USING THE NAPP DATABASE

The NAPP database is freely available online at http://napp.u-psud.fr/. The interface is composed of the following display elements (further detail is provided in the Figure 1 legend and in the online documentation).

Main page: NAPP predictions are accessed for one species at a time. Species are selected either by typing keywords or through a drop-down menu.

‘RNA-rich clusters’ table (Figure 1A): this is the central page for a selected species. It presents the main characteristics of RNA-rich clusters. From this page, users can enter a position range to list the elements of interest (tiles and genes) at this location, or they can access the following pages.

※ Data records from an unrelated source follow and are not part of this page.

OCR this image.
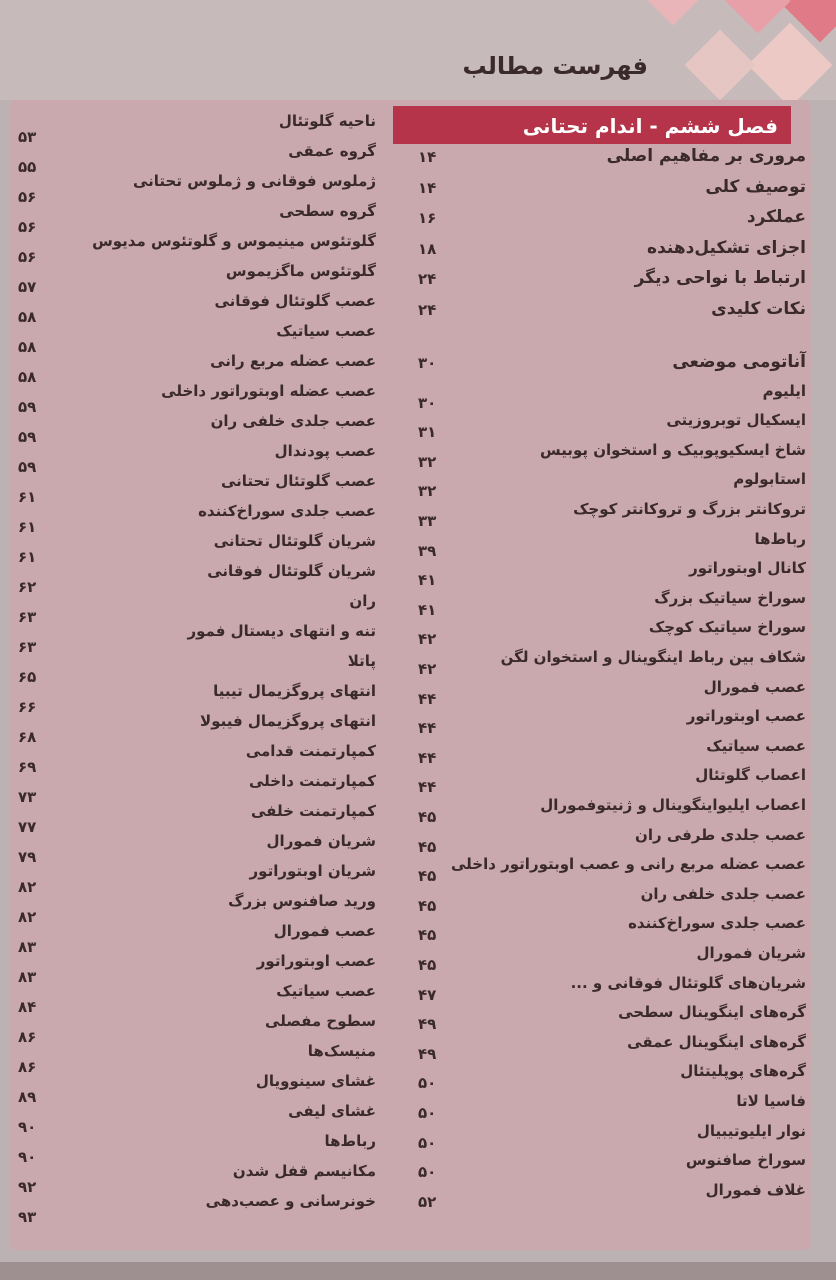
فهرست مطالب
فصل ششم - اندام تحتانی
مروری بر مفاهیم اصلی
۱۴
توصیف کلی
۱۴
عملکرد
۱۶
اجزای تشکیل‌دهنده
۱۸
ارتباط با نواحی دیگر
۲۴
نکات کلیدی
۲۴
آناتومی موضعی
۳۰
ایلیوم
۳۰
ایسکیال توبروزیتی
۳۱
شاخ ایسکیوپوبیک و استخوان پوبیس
۳۲
استابولوم
۳۲
تروکانتر بزرگ و تروکانتر کوچک
۳۳
رباط‌ها
۳۹
کانال اوبتوراتور
۴۱
سوراخ سیاتیک بزرگ
۴۱
سوراخ سیاتیک کوچک
۴۲
شکاف بین رباط اینگوینال و استخوان لگن
۴۲
عصب فمورال
۴۴
عصب اوبتوراتور
۴۴
عصب سیاتیک
۴۴
اعصاب گلوتئال
۴۴
اعصاب ایلیواینگوینال و ژنیتوفمورال
۴۵
عصب جلدی طرفی ران
۴۵
عصب عضله مربع رانی و عصب اوبتوراتور داخلی
۴۵
عصب جلدی خلفی ران
۴۵
عصب جلدی سوراخ‌کننده
۴۵
شریان فمورال
۴۵
شریان‌های گلوتئال فوقانی و ...
۴۷
گره‌های اینگوینال سطحی
۴۹
گره‌های اینگوینال عمقی
۴۹
گره‌های پوپلیتئال
۵۰
فاسیا لاتا
۵۰
نوار ایلیوتیبیال
۵۰
سوراخ صافنوس
۵۰
غلاف فمورال
۵۲
ناحیه گلوتئال
۵۳
گروه عمقی
۵۵
ژملوس فوقانی و ژملوس تحتانی
۵۶
گروه سطحی
۵۶
گلوتئوس مینیموس و گلوتئوس مدیوس
۵۶
گلوتئوس ماگزیموس
۵۷
عصب گلوتئال فوقانی
۵۸
عصب سیاتیک
۵۸
عصب عضله مربع رانی
۵۸
عصب عضله اوبتوراتور داخلی
۵۹
عصب جلدی خلفی ران
۵۹
عصب پودندال
۵۹
عصب گلوتئال تحتانی
۶۱
عصب جلدی سوراخ‌کننده
۶۱
شریان گلوتئال تحتانی
۶۱
شریان گلوتئال فوقانی
۶۲
ران
۶۳
تنه و انتهای دیستال فمور
۶۳
پاتلا
۶۵
انتهای پروگزیمال تیبیا
۶۶
انتهای پروگزیمال فیبولا
۶۸
کمپارتمنت قدامی
۶۹
کمپارتمنت داخلی
۷۳
کمپارتمنت خلفی
۷۷
شریان فمورال
۷۹
شریان اوبتوراتور
۸۲
ورید صافنوس بزرگ
۸۲
عصب فمورال
۸۳
عصب اوبتوراتور
۸۳
عصب سیاتیک
۸۴
سطوح مفصلی
۸۶
منیسک‌ها
۸۶
غشای سینوویال
۸۹
غشای لیفی
۹۰
رباط‌ها
۹۰
مکانیسم قفل شدن
۹۲
خونرسانی و عصب‌دهی
۹۳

Cluster view page: this page displays the contents of an RNA-rich cluster (element name, position, Id and description).

Profile page (Figure 1B): this page presents a graphical view of the phylogenetic profiles of RNA-rich clusters, together with associated GO-term biases.

Contig page (Figure 1C): this page displays contigs produced from adjacent tiles in all RNA-rich clusters.

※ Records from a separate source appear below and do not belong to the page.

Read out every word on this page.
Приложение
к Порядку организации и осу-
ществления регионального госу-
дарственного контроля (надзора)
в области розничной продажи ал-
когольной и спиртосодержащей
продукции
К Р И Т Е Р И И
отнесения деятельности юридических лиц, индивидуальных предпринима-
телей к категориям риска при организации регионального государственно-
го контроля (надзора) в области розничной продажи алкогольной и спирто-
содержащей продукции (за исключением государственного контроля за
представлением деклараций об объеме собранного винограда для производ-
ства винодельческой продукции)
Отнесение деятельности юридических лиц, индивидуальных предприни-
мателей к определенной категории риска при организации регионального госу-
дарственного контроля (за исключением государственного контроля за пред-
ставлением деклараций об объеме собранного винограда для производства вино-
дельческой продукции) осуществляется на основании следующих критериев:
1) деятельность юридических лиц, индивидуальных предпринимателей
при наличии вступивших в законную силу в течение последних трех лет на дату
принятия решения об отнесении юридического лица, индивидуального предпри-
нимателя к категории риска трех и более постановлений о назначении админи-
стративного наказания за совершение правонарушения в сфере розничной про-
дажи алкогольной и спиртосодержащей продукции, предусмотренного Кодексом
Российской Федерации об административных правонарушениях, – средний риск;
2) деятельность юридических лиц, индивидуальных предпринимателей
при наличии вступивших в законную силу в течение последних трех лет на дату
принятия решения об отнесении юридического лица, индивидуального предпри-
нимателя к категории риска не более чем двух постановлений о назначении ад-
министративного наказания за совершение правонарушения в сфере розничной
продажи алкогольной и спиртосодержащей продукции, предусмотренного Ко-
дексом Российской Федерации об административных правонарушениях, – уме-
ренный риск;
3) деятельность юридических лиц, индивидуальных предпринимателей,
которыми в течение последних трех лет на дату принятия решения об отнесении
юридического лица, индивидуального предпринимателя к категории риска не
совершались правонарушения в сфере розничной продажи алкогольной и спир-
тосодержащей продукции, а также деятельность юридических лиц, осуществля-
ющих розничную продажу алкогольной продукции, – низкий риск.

Genome context view (Figure 1D): from the cluster and contig pages, users can visualize any element (tile, gene or contig) in its genomic context using the NCBI bacterial genome browser.

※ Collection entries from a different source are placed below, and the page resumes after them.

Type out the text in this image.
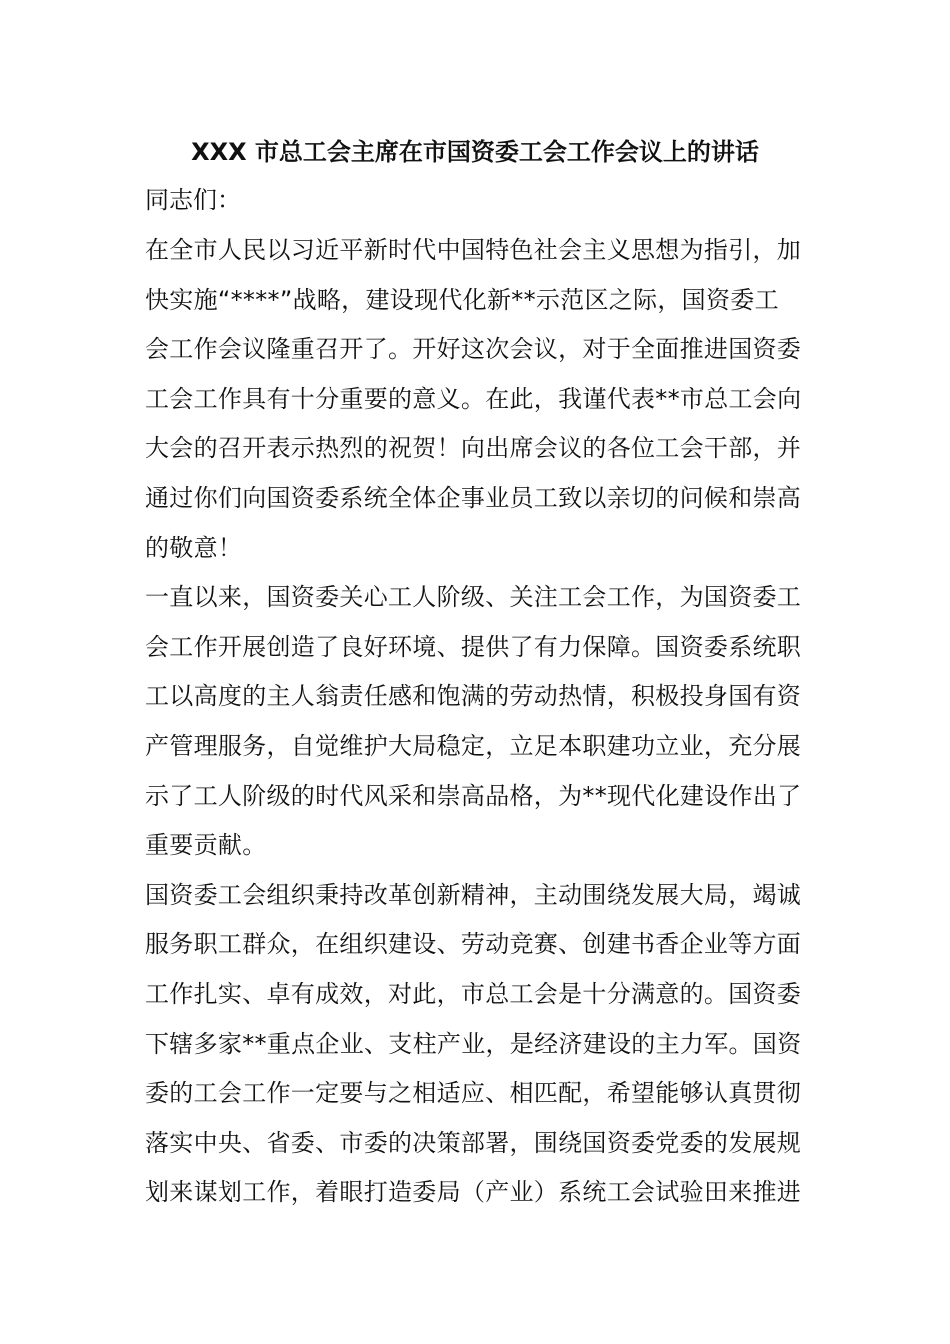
XXX 市总工会主席在市国资委工会工作会议上的讲话

同志们：

在全市人民以习近平新时代中国特色社会主义思想为指引，加
快实施“****”战略，建设现代化新**示范区之际，国资委工
会工作会议隆重召开了。开好这次会议，对于全面推进国资委
工会工作具有十分重要的意义。在此，我谨代表**市总工会向
大会的召开表示热烈的祝贺！向出席会议的各位工会干部，并
通过你们向国资委系统全体企事业员工致以亲切的问候和崇高
的敬意！
一直以来，国资委关心工人阶级、关注工会工作，为国资委工
会工作开展创造了良好环境、提供了有力保障。国资委系统职
工以高度的主人翁责任感和饱满的劳动热情，积极投身国有资
产管理服务，自觉维护大局稳定，立足本职建功立业，充分展
示了工人阶级的时代风采和崇高品格，为**现代化建设作出了
重要贡献。
国资委工会组织秉持改革创新精神，主动围绕发展大局，竭诚
服务职工群众，在组织建设、劳动竞赛、创建书香企业等方面
工作扎实、卓有成效，对此，市总工会是十分满意的。国资委
下辖多家**重点企业、支柱产业，是经济建设的主力军。国资
委的工会工作一定要与之相适应、相匹配，希望能够认真贯彻
落实中央、省委、市委的决策部署，围绕国资委党委的发展规
划来谋划工作，着眼打造委局（产业）系统工会试验田来推进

For each genome, users can export tiles or contigs as CSV or GFF files for further analysis or visualization in a genome browser. Queries and comments are welcomed at napp.biologie@u-psud.fr.

FUTURE DIRECTIONS

The long-term objective of the NAPP project is to provide biologists with comprehensive information on CNEs in bacterial and archaeal genomes. While the current implementation focuses on the subset of elements that co-evolve with known non-coding RNAs, many non-coding elements harbor distinct phylogenetic profiles that are not captured by this procedure. Furthermore, current NAPP clusters can be very large (up to several thousand tiles and genes) and may combine tiles and genes with slightly, albeit significantly, different profiles that would benefit from a more detailed examination. For instance, the ‘sporulation’ cluster, we identified in B. subtilis (7) is actually part of cluster #2 for this species that is enriched in housekeeping terms (‘ribosome’, ‘translation’, etc.) but not in the ‘sporulation’ term. The sporulation subcluster is visible only through visual inspection of a hierarchical clustering tree, which is not permitted with the current interface. A more comprehensive and interactive analysis of complete clustering trees should lead both to improved functional classification and to the recovery of additional non-coding elements that are currently discarded from NAPP clusters.

SUPPLEMENTARY DATA

Supplementary Data are available at NAR Online: Supplementary Tables S1–S6.

FUNDING

Agence Nationale pour la Recherche (grant ANR-2010-BLAN-1602-01) ‘Duplex-omics’. Funding for open access charge: Agence Nationale pour la Recherche, France.

Conflict of interest statement. None declared.